Here's how to get better results.
Why it misses things
Scanned images. Photos of statements or low-resolution scans are hard to parse. The Extractor has to guess at blurry numbers and tiny print, and it often guesses wrong.
Non-standard formats. Custodian statements, brokerage summaries, and tax forms have recognizable layouts. A handwritten note, a screenshot of a portal, or an unusual one-off report gives the Extractor less to work with.
Multi-account statements. If a single PDF contains five accounts, the Extractor might merge them, split them incorrectly, or miss some entirely. It tries hard to separate them, but dense consolidated statements can trip it up.

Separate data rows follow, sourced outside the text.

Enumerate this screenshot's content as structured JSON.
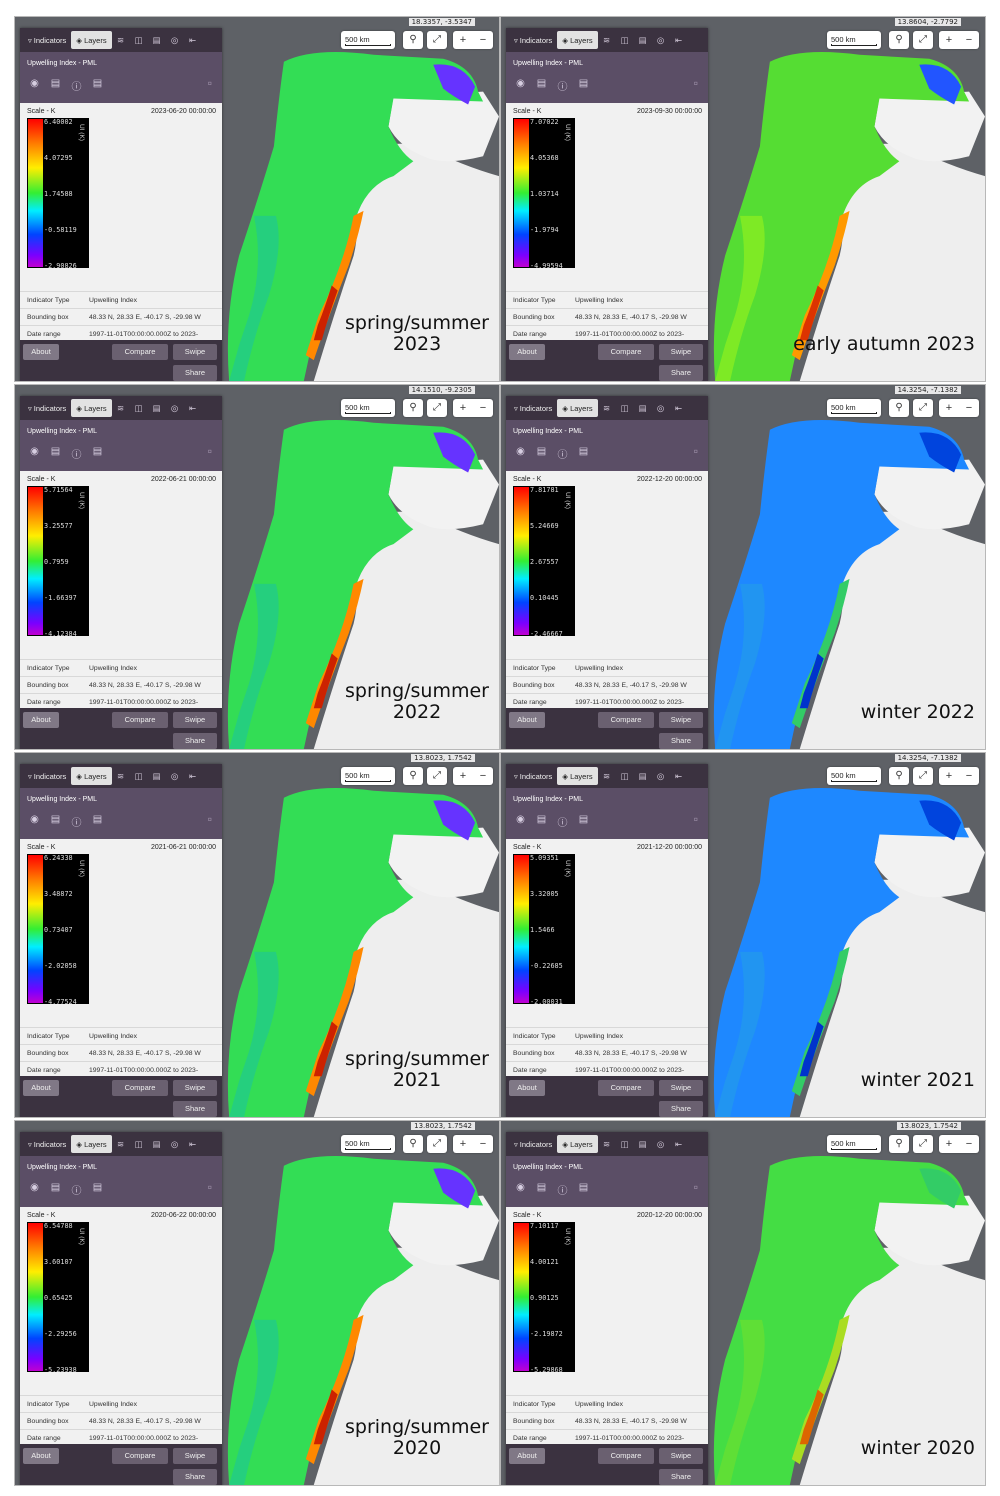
{
  "ui": {
    "tab_indicators": "Indicators",
    "tab_layers": "Layers",
    "layer_name": "Upwelling Index - PML",
    "scale_label": "Scale - K",
    "unit": "UI (K)",
    "scalebar": "500 km",
    "info": [
      {
        "key": "Indicator Type",
        "value": "Upwelling Index"
      },
      {
        "key": "Bounding box",
        "value": "48.33 N, 28.33 E, -40.17 S, -29.98 W"
      },
      {
        "key": "Date range",
        "value": "1997-11-01T00:00:00.000Z to 2023-"
      }
    ],
    "btn_about": "About",
    "btn_compare": "Compare",
    "btn_swipe": "Swipe",
    "btn_share": "Share"
  },
  "icons": {
    "filter": "filter-icon",
    "layers": "layers-icon",
    "eye": "eye-icon",
    "info": "info-icon",
    "chart": "chart-icon",
    "trash": "trash-icon",
    "search": "search-icon",
    "expand": "expand-icon"
  },
  "panels": [
    {
      "coords": "18.3357, -3.5347",
      "date": "2023-06-20 00:00:00",
      "ticks": [
        "6.40002",
        "4.07295",
        "1.74588",
        "-0.58119",
        "-2.90826"
      ],
      "caption": [
        "spring/summer",
        "2023"
      ],
      "theme": "spring"
    },
    {
      "coords": "13.8604, -2.7792",
      "date": "2023-09-30 00:00:00",
      "ticks": [
        "7.07022",
        "4.05368",
        "1.03714",
        "-1.9794",
        "-4.99594"
      ],
      "caption": [
        "early autumn 2023"
      ],
      "theme": "autumn"
    },
    {
      "coords": "14.1510, -9.2305",
      "date": "2022-06-21 00:00:00",
      "ticks": [
        "5.71564",
        "3.25577",
        "0.7959",
        "-1.66397",
        "-4.12384"
      ],
      "caption": [
        "spring/summer",
        "2022"
      ],
      "theme": "spring"
    },
    {
      "coords": "14.3254, -7.1382",
      "date": "2022-12-20 00:00:00",
      "ticks": [
        "7.81781",
        "5.24669",
        "2.67557",
        "0.10445",
        "-2.46667"
      ],
      "caption": [
        "winter 2022"
      ],
      "theme": "winter"
    },
    {
      "coords": "13.8023, 1.7542",
      "date": "2021-06-21 00:00:00",
      "ticks": [
        "6.24338",
        "3.48872",
        "0.73407",
        "-2.02058",
        "-4.77524"
      ],
      "caption": [
        "spring/summer",
        "2021"
      ],
      "theme": "spring"
    },
    {
      "coords": "14.3254, -7.1382",
      "date": "2021-12-20 00:00:00",
      "ticks": [
        "5.09351",
        "3.32005",
        "1.5466",
        "-0.22685",
        "-2.00031"
      ],
      "caption": [
        "winter 2021"
      ],
      "theme": "winter"
    },
    {
      "coords": "13.8023, 1.7542",
      "date": "2020-06-22 00:00:00",
      "ticks": [
        "6.54788",
        "3.60107",
        "0.65425",
        "-2.29256",
        "-5.23938"
      ],
      "caption": [
        "spring/summer",
        "2020"
      ],
      "theme": "spring"
    },
    {
      "coords": "13.8023, 1.7542",
      "date": "2020-12-20 00:00:00",
      "ticks": [
        "7.10117",
        "4.00121",
        "0.90125",
        "-2.19872",
        "-5.29868"
      ],
      "caption": [
        "winter 2020"
      ],
      "theme": "greenwinter"
    }
  ]
}
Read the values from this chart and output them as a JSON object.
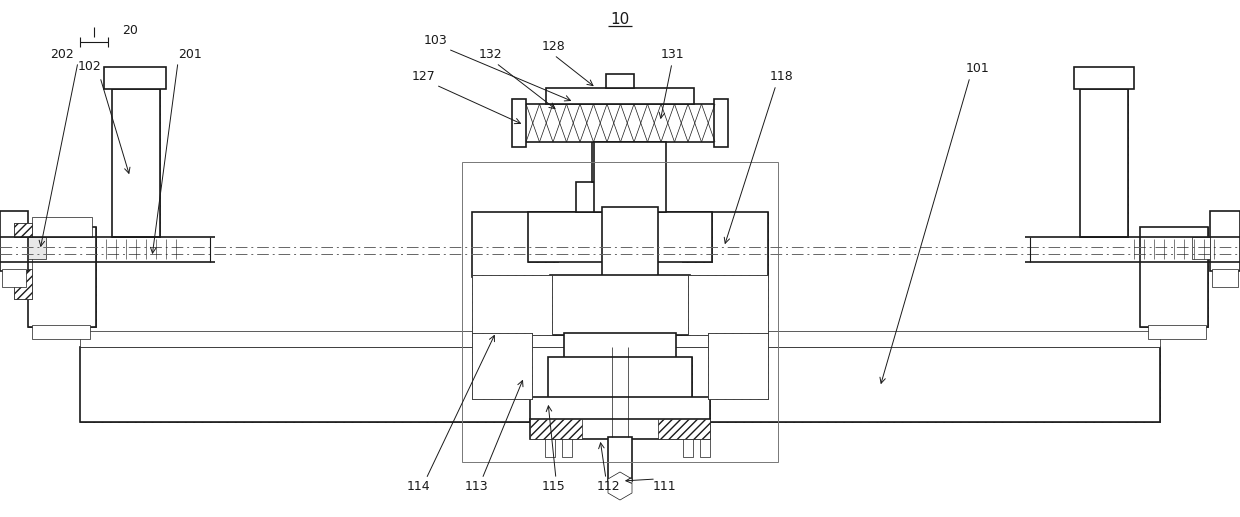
{
  "bg_color": "#ffffff",
  "line_color": "#1a1a1a",
  "figsize": [
    12.4,
    5.17
  ],
  "dpi": 100
}
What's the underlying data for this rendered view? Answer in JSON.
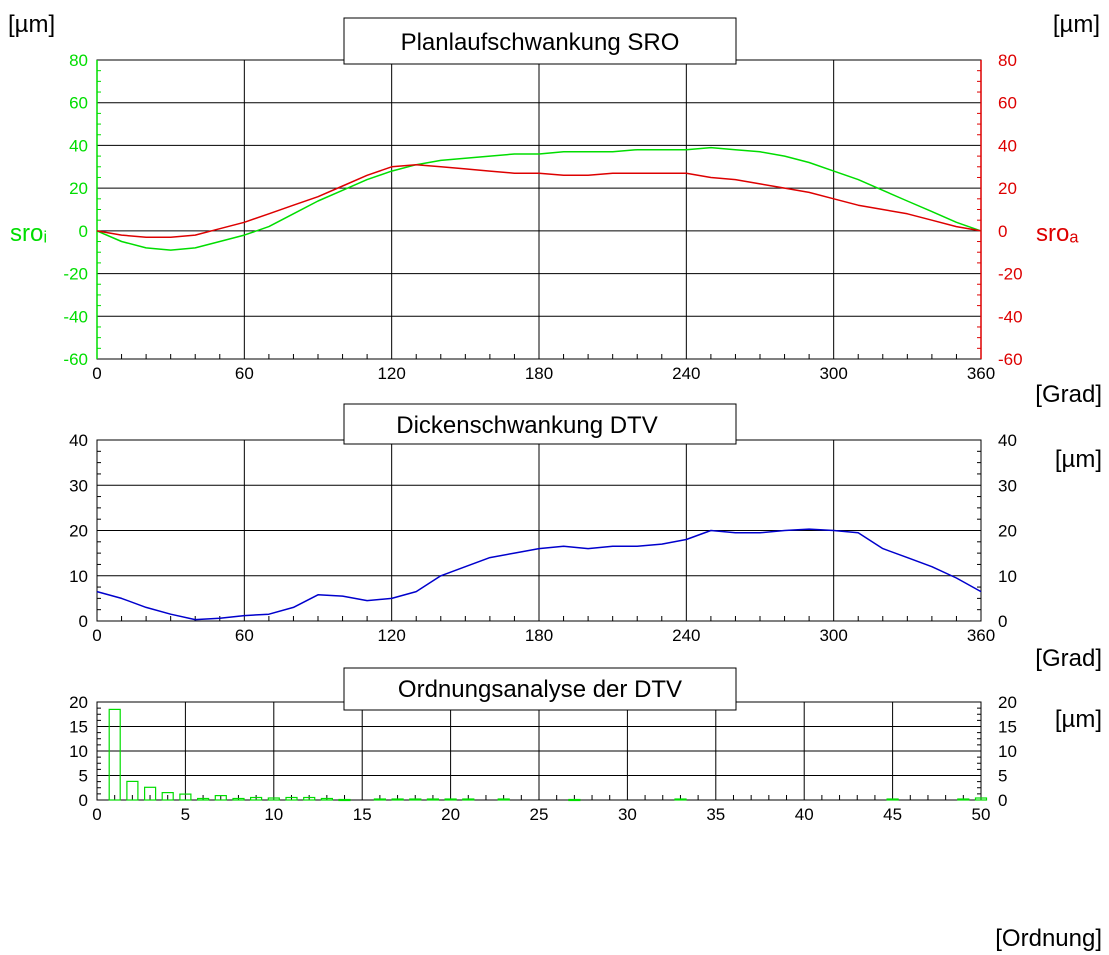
{
  "colors": {
    "sro_i": "#00dd00",
    "sro_a": "#dd0000",
    "dtv": "#0000cc",
    "order_bars": "#00dd00",
    "grid": "#000000"
  },
  "chart_data": [
    {
      "type": "line",
      "title": "Planlaufschwankung SRO",
      "unit_left": "[µm]",
      "unit_right": "[µm]",
      "xlabel": "[Grad]",
      "ylabel_left": "sroᵢ",
      "ylabel_right": "sroₐ",
      "xlim": [
        0,
        360
      ],
      "ylim": [
        -60,
        80
      ],
      "x_ticks": [
        "0",
        "60",
        "120",
        "180",
        "240",
        "300",
        "360"
      ],
      "y_ticks_left": [
        "-60",
        "-40",
        "-20",
        "0",
        "20",
        "40",
        "60",
        "80"
      ],
      "y_ticks_right": [
        "-60",
        "-40",
        "-20",
        "0",
        "20",
        "40",
        "60",
        "80"
      ],
      "grid": true,
      "series": [
        {
          "key": "sro_i",
          "x": [
            0,
            10,
            20,
            30,
            40,
            50,
            60,
            70,
            80,
            90,
            100,
            110,
            120,
            130,
            140,
            150,
            160,
            170,
            180,
            190,
            200,
            210,
            220,
            230,
            240,
            250,
            260,
            270,
            280,
            290,
            300,
            310,
            320,
            330,
            340,
            350,
            360
          ],
          "values": [
            0,
            -5,
            -8,
            -9,
            -8,
            -5,
            -2,
            2,
            8,
            14,
            19,
            24,
            28,
            31,
            33,
            34,
            35,
            36,
            36,
            37,
            37,
            37,
            38,
            38,
            38,
            39,
            38,
            37,
            35,
            32,
            28,
            24,
            19,
            14,
            9,
            4,
            0
          ]
        },
        {
          "key": "sro_a",
          "x": [
            0,
            10,
            20,
            30,
            40,
            50,
            60,
            70,
            80,
            90,
            100,
            110,
            120,
            130,
            140,
            150,
            160,
            170,
            180,
            190,
            200,
            210,
            220,
            230,
            240,
            250,
            260,
            270,
            280,
            290,
            300,
            310,
            320,
            330,
            340,
            350,
            360
          ],
          "values": [
            0,
            -2,
            -3,
            -3,
            -2,
            1,
            4,
            8,
            12,
            16,
            21,
            26,
            30,
            31,
            30,
            29,
            28,
            27,
            27,
            26,
            26,
            27,
            27,
            27,
            27,
            25,
            24,
            22,
            20,
            18,
            15,
            12,
            10,
            8,
            5,
            2,
            0
          ]
        }
      ]
    },
    {
      "type": "line",
      "title": "Dickenschwankung DTV",
      "unit_right": "[µm]",
      "xlabel": "[Grad]",
      "xlim": [
        0,
        360
      ],
      "ylim": [
        0,
        40
      ],
      "x_ticks": [
        "0",
        "60",
        "120",
        "180",
        "240",
        "300",
        "360"
      ],
      "y_ticks_left": [
        "0",
        "10",
        "20",
        "30",
        "40"
      ],
      "y_ticks_right": [
        "0",
        "10",
        "20",
        "30",
        "40"
      ],
      "grid": true,
      "series": [
        {
          "key": "dtv",
          "x": [
            0,
            10,
            20,
            30,
            40,
            50,
            60,
            70,
            80,
            90,
            100,
            110,
            120,
            130,
            140,
            150,
            160,
            170,
            180,
            190,
            200,
            210,
            220,
            230,
            240,
            250,
            260,
            270,
            280,
            290,
            300,
            310,
            320,
            330,
            340,
            350,
            360
          ],
          "values": [
            6.5,
            5,
            3,
            1.5,
            0.3,
            0.6,
            1.2,
            1.5,
            3,
            5.8,
            5.5,
            4.5,
            5,
            6.5,
            10,
            12,
            14,
            15,
            16,
            16.5,
            16,
            16.5,
            16.5,
            17,
            18,
            20,
            19.5,
            19.5,
            20,
            20.3,
            20,
            19.5,
            16,
            14,
            12,
            9.5,
            6.5
          ]
        }
      ]
    },
    {
      "type": "bar",
      "title": "Ordnungsanalyse der DTV",
      "unit_right": "[µm]",
      "xlabel": "[Ordnung]",
      "xlim": [
        0,
        50
      ],
      "ylim": [
        0,
        20
      ],
      "x_ticks": [
        "0",
        "5",
        "10",
        "15",
        "20",
        "25",
        "30",
        "35",
        "40",
        "45",
        "50"
      ],
      "y_ticks_left": [
        "0",
        "5",
        "10",
        "15",
        "20"
      ],
      "y_ticks_right": [
        "0",
        "5",
        "10",
        "15",
        "20"
      ],
      "grid": true,
      "orders": [
        1,
        2,
        3,
        4,
        5,
        6,
        7,
        8,
        9,
        10,
        11,
        12,
        13,
        14,
        16,
        17,
        18,
        19,
        20,
        21,
        23,
        27,
        33,
        45,
        49,
        50
      ],
      "values": [
        18.5,
        3.8,
        2.6,
        1.5,
        1.2,
        0.3,
        0.9,
        0.3,
        0.5,
        0.4,
        0.5,
        0.5,
        0.3,
        0.1,
        0.2,
        0.2,
        0.2,
        0.2,
        0.2,
        0.2,
        0.2,
        0.1,
        0.2,
        0.2,
        0.2,
        0.4
      ]
    }
  ]
}
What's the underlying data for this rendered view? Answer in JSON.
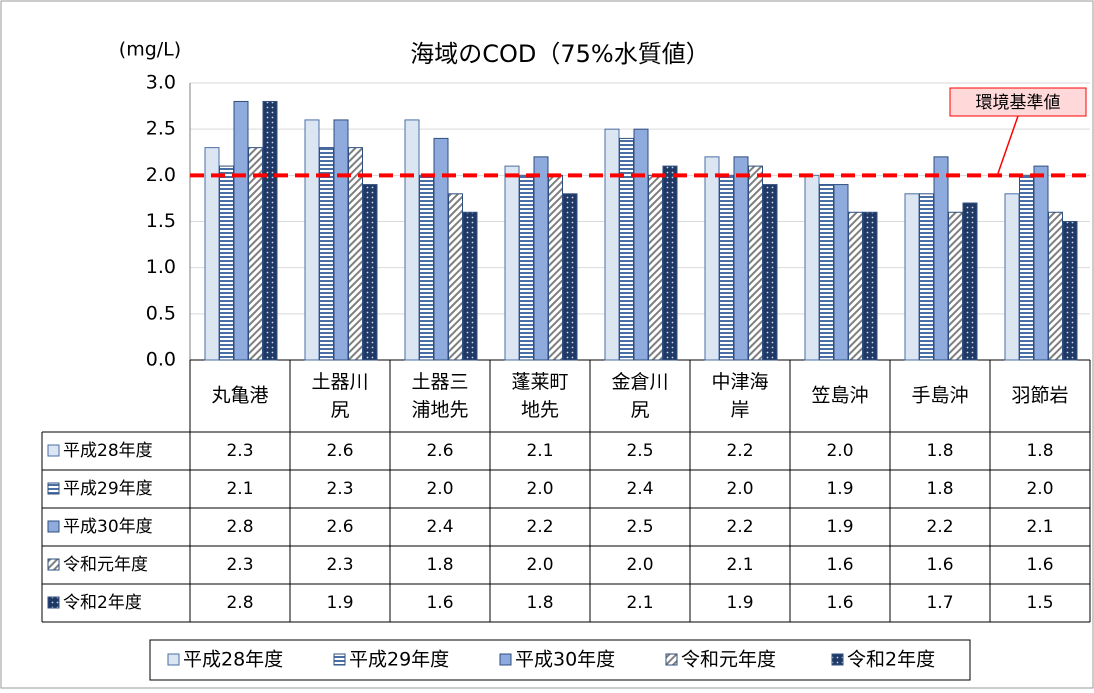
{
  "chart_data": {
    "type": "bar",
    "title": "海域のCOD（75%水質値）",
    "y_unit": "(mg/L)",
    "categories": [
      "丸亀港",
      "土器川尻",
      "土器三浦地先",
      "蓬莱町地先",
      "金倉川尻",
      "中津海岸",
      "笠島沖",
      "手島沖",
      "羽節岩"
    ],
    "series": [
      {
        "name": "平成28年度",
        "color": "#dce6f2",
        "pattern": "none",
        "values": [
          2.3,
          2.6,
          2.6,
          2.1,
          2.5,
          2.2,
          2.0,
          1.8,
          1.8
        ],
        "value_labels": [
          "2.3",
          "2.6",
          "2.6",
          "2.1",
          "2.5",
          "2.2",
          "2.0",
          "1.8",
          "1.8"
        ]
      },
      {
        "name": "平成29年度",
        "color": "#4a6fa5",
        "pattern": "horizontal",
        "values": [
          2.1,
          2.3,
          2.0,
          2.0,
          2.4,
          2.0,
          1.9,
          1.8,
          2.0
        ],
        "value_labels": [
          "2.1",
          "2.3",
          "2.0",
          "2.0",
          "2.4",
          "2.0",
          "1.9",
          "1.8",
          "2.0"
        ]
      },
      {
        "name": "平成30年度",
        "color": "#8faadc",
        "pattern": "solid",
        "values": [
          2.8,
          2.6,
          2.4,
          2.2,
          2.5,
          2.2,
          1.9,
          2.2,
          2.1
        ],
        "value_labels": [
          "2.8",
          "2.6",
          "2.4",
          "2.2",
          "2.5",
          "2.2",
          "1.9",
          "2.2",
          "2.1"
        ]
      },
      {
        "name": "令和元年度",
        "color": "#7f7f7f",
        "pattern": "diagonal",
        "values": [
          2.3,
          2.3,
          1.8,
          2.0,
          2.0,
          2.1,
          1.6,
          1.6,
          1.6
        ],
        "value_labels": [
          "2.3",
          "2.3",
          "1.8",
          "2.0",
          "2.0",
          "2.1",
          "1.6",
          "1.6",
          "1.6"
        ]
      },
      {
        "name": "令和2年度",
        "color": "#1f3864",
        "pattern": "dots",
        "values": [
          2.8,
          1.9,
          1.6,
          1.8,
          2.1,
          1.9,
          1.6,
          1.7,
          1.5
        ],
        "value_labels": [
          "2.8",
          "1.9",
          "1.6",
          "1.8",
          "2.1",
          "1.9",
          "1.6",
          "1.7",
          "1.5"
        ]
      }
    ],
    "ylim": [
      0,
      3
    ],
    "yticks": [
      {
        "value": 0,
        "label": "0.0"
      },
      {
        "value": 0.5,
        "label": "0.5"
      },
      {
        "value": 1,
        "label": "1.0"
      },
      {
        "value": 1.5,
        "label": "1.5"
      },
      {
        "value": 2,
        "label": "2.0"
      },
      {
        "value": 2.5,
        "label": "2.5"
      },
      {
        "value": 3,
        "label": "3.0"
      }
    ],
    "grid": true,
    "reference_line": {
      "value": 2,
      "label": "環境基準値",
      "color": "#ff0000"
    },
    "legend": "bottom"
  }
}
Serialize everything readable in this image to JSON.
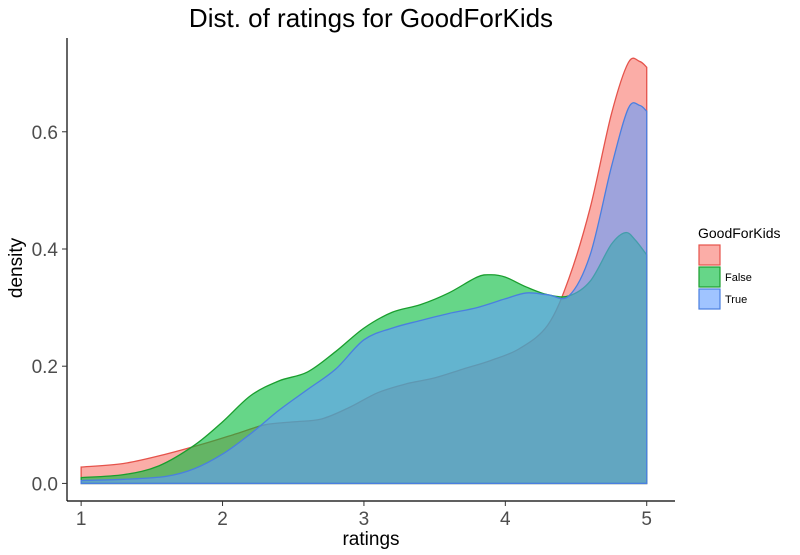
{
  "chart_data": {
    "type": "area",
    "title": "Dist. of ratings for GoodForKids",
    "xlabel": "ratings",
    "ylabel": "density",
    "xlim": [
      0.9,
      5.2
    ],
    "ylim": [
      -0.03,
      0.76
    ],
    "xticks": [
      1,
      2,
      3,
      4,
      5
    ],
    "xtick_labels": [
      "1",
      "2",
      "3",
      "4",
      "5"
    ],
    "yticks": [
      0,
      0.2,
      0.4,
      0.6
    ],
    "ytick_labels": [
      "0.0",
      "0.2",
      "0.4",
      "0.6"
    ],
    "grid": false,
    "legend": {
      "title": "GoodForKids",
      "placement": "right",
      "entries": [
        "",
        "False",
        "True"
      ]
    },
    "series": [
      {
        "label": "",
        "fill": "#F8766D",
        "stroke": "#E5534B",
        "points": [
          [
            1,
            0.028
          ],
          [
            1.3,
            0.034
          ],
          [
            1.6,
            0.05
          ],
          [
            1.9,
            0.07
          ],
          [
            2.1,
            0.085
          ],
          [
            2.3,
            0.1
          ],
          [
            2.5,
            0.105
          ],
          [
            2.7,
            0.11
          ],
          [
            2.9,
            0.13
          ],
          [
            3.1,
            0.155
          ],
          [
            3.3,
            0.17
          ],
          [
            3.5,
            0.18
          ],
          [
            3.7,
            0.195
          ],
          [
            3.9,
            0.21
          ],
          [
            4.1,
            0.23
          ],
          [
            4.3,
            0.27
          ],
          [
            4.45,
            0.35
          ],
          [
            4.6,
            0.47
          ],
          [
            4.75,
            0.63
          ],
          [
            4.87,
            0.718
          ],
          [
            4.95,
            0.72
          ],
          [
            5,
            0.71
          ]
        ]
      },
      {
        "label": "False",
        "fill": "#00BA38",
        "stroke": "#1A9E2E",
        "points": [
          [
            1,
            0.01
          ],
          [
            1.3,
            0.015
          ],
          [
            1.55,
            0.03
          ],
          [
            1.8,
            0.065
          ],
          [
            2,
            0.105
          ],
          [
            2.2,
            0.15
          ],
          [
            2.4,
            0.175
          ],
          [
            2.6,
            0.19
          ],
          [
            2.8,
            0.225
          ],
          [
            3,
            0.265
          ],
          [
            3.2,
            0.292
          ],
          [
            3.4,
            0.305
          ],
          [
            3.6,
            0.325
          ],
          [
            3.8,
            0.352
          ],
          [
            3.9,
            0.356
          ],
          [
            4,
            0.352
          ],
          [
            4.15,
            0.335
          ],
          [
            4.3,
            0.322
          ],
          [
            4.45,
            0.32
          ],
          [
            4.6,
            0.345
          ],
          [
            4.75,
            0.408
          ],
          [
            4.85,
            0.428
          ],
          [
            4.92,
            0.415
          ],
          [
            5,
            0.39
          ]
        ]
      },
      {
        "label": "True",
        "fill": "#619CFF",
        "stroke": "#4A7FE0",
        "points": [
          [
            1,
            0.005
          ],
          [
            1.3,
            0.007
          ],
          [
            1.6,
            0.012
          ],
          [
            1.8,
            0.025
          ],
          [
            2,
            0.05
          ],
          [
            2.2,
            0.085
          ],
          [
            2.4,
            0.125
          ],
          [
            2.6,
            0.16
          ],
          [
            2.8,
            0.195
          ],
          [
            3,
            0.245
          ],
          [
            3.2,
            0.265
          ],
          [
            3.4,
            0.278
          ],
          [
            3.6,
            0.29
          ],
          [
            3.8,
            0.3
          ],
          [
            4,
            0.315
          ],
          [
            4.15,
            0.325
          ],
          [
            4.3,
            0.322
          ],
          [
            4.45,
            0.32
          ],
          [
            4.6,
            0.39
          ],
          [
            4.75,
            0.54
          ],
          [
            4.87,
            0.64
          ],
          [
            4.95,
            0.645
          ],
          [
            5,
            0.635
          ]
        ]
      }
    ]
  }
}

Unsupported or mixed file types. See the File Types article for what's fully supported today.
Fixes that usually work
Use text-based PDFs when you can. A PDF exported directly from the custodian or tax software parses far better than a scanned image of the same document. If you only have a scan, try to get a clean text version instead.
Split multi-account statements. If the Extractor merged accounts that should be separate, re-upload each account as its own file. Smaller, focused documents extract more reliably.
Use the context field when uploading. The text prompt on upload is your chance to tell the Extractor what it's looking at. Something like "this is a joint brokerage account at Schwab for John and Jane" gives it the grounding to assign ownership and institution correctly.
Review extracted items before committing. Everything the Extractor pulls lands on the Documents tab as pending items. Look them over, edit anything wrong, reject anything it shouldn't have created, then finish the extraction.
Add missing data manually. If something didn't extract and you've tried once or twice, add it by hand through the Profile tabs. It's almost always faster than fighting extraction.
When to send it to support
If you uploaded a common statement format from a major custodian and the extraction came back clearly broken, send it to us through Intercom with a sanitized copy of the file. Those reports are how the Extractor improves. The more real-world examples we see, the better it gets at the formats you actually use.